「日本は米国にどんどん自動車を送り込んでくるのに、日本市場にはアメリカ車を締め出す構造がある。これは見直しを求めなければいけない。」
と言ったのは1980年代の政治家先生ではない。
先週就任したばかりのトランプ大統領だ。
日本が自国で製造した自動車をわんさか米国に輸出してくるのに、アメ車は日本でちっとも売れない。
日本市場には何らかの構造上の欠陥や米国に対する差別思考がありアメ車を締め出しているに違いないという主張だ。
そのまま聞いているとまるでタイムマシンで過去にタイムスリップしてしまったような錯覚に陥る。

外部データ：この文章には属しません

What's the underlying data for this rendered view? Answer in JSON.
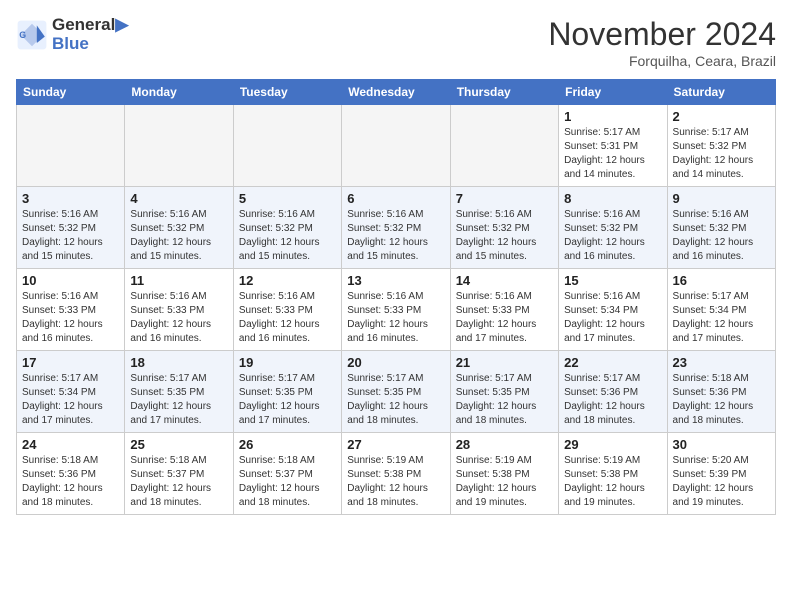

1980年代に問題となった自動車の貿易摩擦を彷彿させる発言だからだ。
そもそもアメ車の売上が日本で振るわないのは日本のユーザーの心を捉える製品を出していないから。
それに尽きる。
米国で売れているからと言って日本へもってきてそのまま売れるわけはなく、そのことについては米国メーカーも十分に経験済みだ。
代表的なのがGMのサターン。
日本車に対抗した独特のデザインとアメ車にしては良好な燃費で1980年代なかば米国内では大ヒット。
それをそのまま日本へ持ち込んだら売れると思ったジェネラルモータース社の目論見は見事にはずれた。
これは新宿本店のコンセプトをそのまま持ち込んだら成功間違いなしと判断してものの見事に大阪で失敗した三越伊勢丹とビジネスモデルと極めて似ている。
日本の消費者が求めるもの。
日本の消費者が持つブランド志向。
イメージ戦略。
どれもこれも成功体験が失敗を導いた決定的な事例なのだ。
かといって外車が売れないかと言えばそんなことはなくヨーロッパ車は街の至る所見かけることができる。
ドイツのメルセデス、BMWは高級車の定番で、排ガスデータ改ざんがあったフォルクスワーゲンも堅調だ。
日産のおかげかも知れないがルノーもよく見るし、フィアットやアウディも少なくない。
外車で見かけないのはアメ車と韓国車ぐらいだ。
韓国車は在日でもない限り誰も買わないがアメ車が売れないのは別の意味があるのだろう。
多分、自動車メーカーもよく知っているはずだ。
ところで、アメ車でも飛ぶように売れているブランドがある。
この点、トランプ大統領は知ってか知らずか言及しなかった。
アメ車ブランド「ハーレーダビットソン」は二輪車の王者だ。
日本国内市場に於いて大型排気量の自動二輪の登録はハーレーがトップ。
私の記憶に間違いが有るかもしれないが、同等排気量の二輪車ではホンダもヤマハも抑えての一位だ。
ハーレーダビットソンは日本の市場にしっかりブランドを根付かせ、価値観を顧客と共有することに成功している。
大型排気量のバイクに乗りたい人はナチスのBMWよりもイージーライダーの自由なハーレーを選ぶ。
アメ車と日本人。
何も血管浮き立たせてぎゃあぎゃあ騒ぐ内容ではない。
イギリスの経済アナリストが「中国は19世紀型国家です」と言っていたが、アメリカのトランプ大統領は20世紀の人なのかも知れない。
21世紀の日本の周りは時代遅れな者たちばかりだ。